There are several different forms of job interviews, from the classic one-on-one format with your prospective employer to a video conference. In this article, we'll go over different types of interviews and how to prepare for them. But first, let us go through some important tips to keep in mind before every interview.
Examine the job ad
Read it thoroughly to see how the business has portrayed the role and the sort of individual they seek. Examine the employer's requirements in terms of keywords and key phrases. You'll have a better chance of impressing the interviewer if you can match your talents and qualifications to the job description. The job description may also provide insight into the types of questions an interviewer might ask.
Consider your experience and qualifications.
Consider whether you should apply for the job and why you should be hired by the business. Evaluating how well the work fits your career trajectory and the value you can provide to the firm can aid you in persuading the interviewer that you are the ideal candidate for the job.
Get to know the business better.
Use the company's website, social media sites, employee evaluations, and other internet resources to learn more about the organisation. Learn about the company's mission, leadership, work culture, product offerings, and clientele. Obtain information on the company's most recent revenue, growth prospects, and business strategies.
Simulated interviews can be beneficial.
It's common to feel nervous and overwhelmed during an interview, regardless of how well you've prepared. In this regard, sample interviews can be quite useful. They can assist you in building your confidence by simulating an interview situation. Organise a mock interview with your friends or family. You can practise the conversation in front of a screen if you can't locate anybody to play the interviewer. Consider videotaping the entire process in order to assess your performance.

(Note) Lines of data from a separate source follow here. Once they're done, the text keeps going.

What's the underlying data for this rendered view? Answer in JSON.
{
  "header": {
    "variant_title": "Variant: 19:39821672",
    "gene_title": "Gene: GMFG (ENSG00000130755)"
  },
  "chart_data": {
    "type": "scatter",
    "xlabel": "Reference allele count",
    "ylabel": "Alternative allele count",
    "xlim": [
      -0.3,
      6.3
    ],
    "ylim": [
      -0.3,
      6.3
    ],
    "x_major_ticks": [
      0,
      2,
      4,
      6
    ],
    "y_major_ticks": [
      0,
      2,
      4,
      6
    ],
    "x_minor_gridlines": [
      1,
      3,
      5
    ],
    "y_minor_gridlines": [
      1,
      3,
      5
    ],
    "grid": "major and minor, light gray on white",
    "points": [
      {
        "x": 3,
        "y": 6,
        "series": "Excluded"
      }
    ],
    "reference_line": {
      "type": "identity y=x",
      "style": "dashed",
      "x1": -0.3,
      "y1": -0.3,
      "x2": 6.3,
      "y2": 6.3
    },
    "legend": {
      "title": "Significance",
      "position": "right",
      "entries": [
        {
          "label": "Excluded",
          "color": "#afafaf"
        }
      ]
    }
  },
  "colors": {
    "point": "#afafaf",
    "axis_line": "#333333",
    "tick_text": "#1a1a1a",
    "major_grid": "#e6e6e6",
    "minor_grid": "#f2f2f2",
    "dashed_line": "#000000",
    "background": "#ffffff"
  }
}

Now let us talk about the various types of interviews one may face during the hiring process.
The 1 on 1 meeting
The most usual interview is a 1 on 1 meeting. You will have a 1 on 1 interview with your interviewer, generally inside their workplace or a meeting room. The interviewer will ask questions on your education, talents, and experience.

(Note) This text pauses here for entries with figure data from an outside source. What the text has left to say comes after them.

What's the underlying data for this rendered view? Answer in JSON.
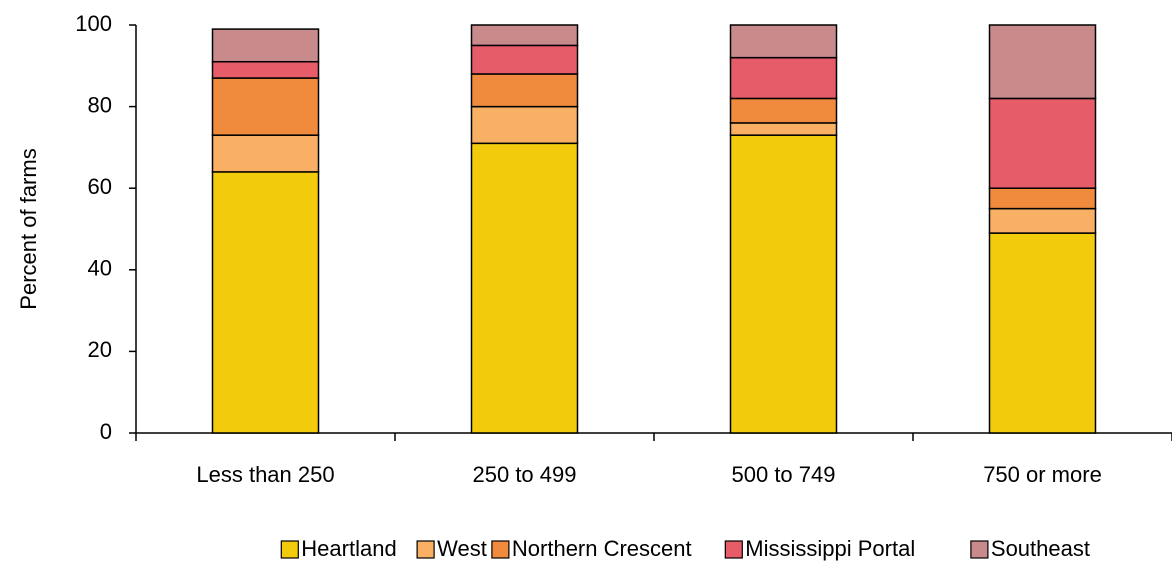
{
  "chart_data": {
    "type": "stacked-bar",
    "y_label": "Percent of farms",
    "categories": [
      "Less than 250",
      "250 to 499",
      "500 to 749",
      "750 or more"
    ],
    "series": [
      {
        "name": "Heartland",
        "color": "#f2cc0c",
        "values": [
          64,
          71,
          73,
          49
        ]
      },
      {
        "name": "West",
        "color": "#f9b064",
        "values": [
          9,
          9,
          3,
          6
        ]
      },
      {
        "name": "Northern Crescent",
        "color": "#f08a3c",
        "values": [
          14,
          8,
          6,
          5
        ]
      },
      {
        "name": "Mississippi Portal",
        "color": "#e65c68",
        "values": [
          4,
          7,
          10,
          22
        ]
      },
      {
        "name": "Southeast",
        "color": "#c98a8c",
        "values": [
          8,
          5,
          8,
          18
        ]
      }
    ],
    "ylim": [
      0,
      100
    ],
    "yticks": [
      0,
      20,
      40,
      60,
      80,
      100
    ],
    "legend": "bottom"
  }
}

If they ask if you have any questions for them, doing some research on the organisation and potential interviewer before the meeting can offer you with good discussion topics. Direct and professional responses to queries might help you establish a rapport with a potential employer and advance in the hiring process.
The Panel Interview
You'll be interviewed by a panel of interviewers in this format. It's possible that multiple departments may oversee the position, or the organisation would want to consider multiple perspectives before making a hiring decision. Concentrate on the inquiries and target your responses to the person asking them, but create as much eye contact as possible with all of the interviewers.
Research your interviewers' names if you could somehow learn them ahead of time. It will be simpler to direct queries to the most qualified individual.
Interview over the phone
This interview is typically the initial step in identifying applicants for in-person interviews by your prospective employer. This might even be used as a formal interview if you're in a remote area.

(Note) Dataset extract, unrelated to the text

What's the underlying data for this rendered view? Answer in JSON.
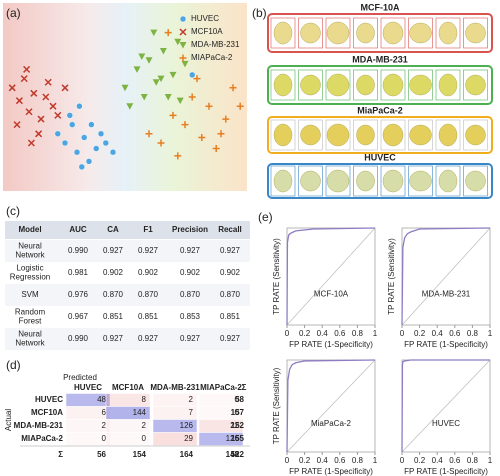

At least a few minutes before your phone interview, make sure you're in a peaceful environment with no distractions, such as meals or a raucous pet. If at all feasible, wear earbuds so that you can take notes without using your hands. In case you need to look anything up quickly, maintain your computer and mobile charger nearby.
Interview under duress
Stress interviews are not as common as other interview formats. This form of interview is commonly used by managers in non-traditional or high-stress sectors, such as consulting. nstead of asking you questions on your education and abilities, your interviewer asks you to solve complex problems, respond to unusual behaviour such as apathy or antagonism, or perform seemingly strange tasks such as singing a song or rating the interviewer.
The above sort of questions are used to assess how you react to pressure and how you confront difficult tasks. Suggestions for uncommon or creative solutions might demonstrate your ability to think quickly under pressure, making you a more appealing prospect.
The company will conduct many interviews at the very same time in this circumstance. Because other applicants will be competing for the interviewers' time, this strategy may be more relaxed. To stand out, you might have to put forth a little extra effort.
You can interact with others in a group interview. Considering the higher level of competition of the scenario, be kind and nice to the other candidates, and pay attention to their suggestions. It's possible that some of it will come in handy. Another applicant may, for example, discuss certificates they've obtained, prompting you to give accurate data about yourself. They could also provide you with information on the company.
Interviews over video calls
If your potential company is located far away, a teleconference interview may be the best option. Dress professionally for these interviews, just like you would for a face-to-face interview. Try to eliminate distracting noises, just as you would for a phone interview.
Check your computer's settings ahead of time to make sure video and audio are working properly. Position oneself in the front of a pleasing, neutral backdrop if at all possible. Think about having a buddy phone you before the conversation to test your equipment as well as provide an opinion on how you seem on the screen.
After you've completed the interview,
- When you go home from the interview, spend a few minutes reflecting on how you did and where you could have done better.
- Examine whether you neglected to say something or if you could have responded to a specific topic more effectively. This will help you improve significantly.
- If you don't hear from the employer within a reasonable amount of time, you should contact the HR department to inquire about the interview's conclusion.
One could be doing so over the phone or by sending an email. Regardless of the style you choose, make sure to include your name, the position you applied for, the date of the interview, the name of the interviewer, and any other pertinent information that may aid the HR staff in remembering your encounter.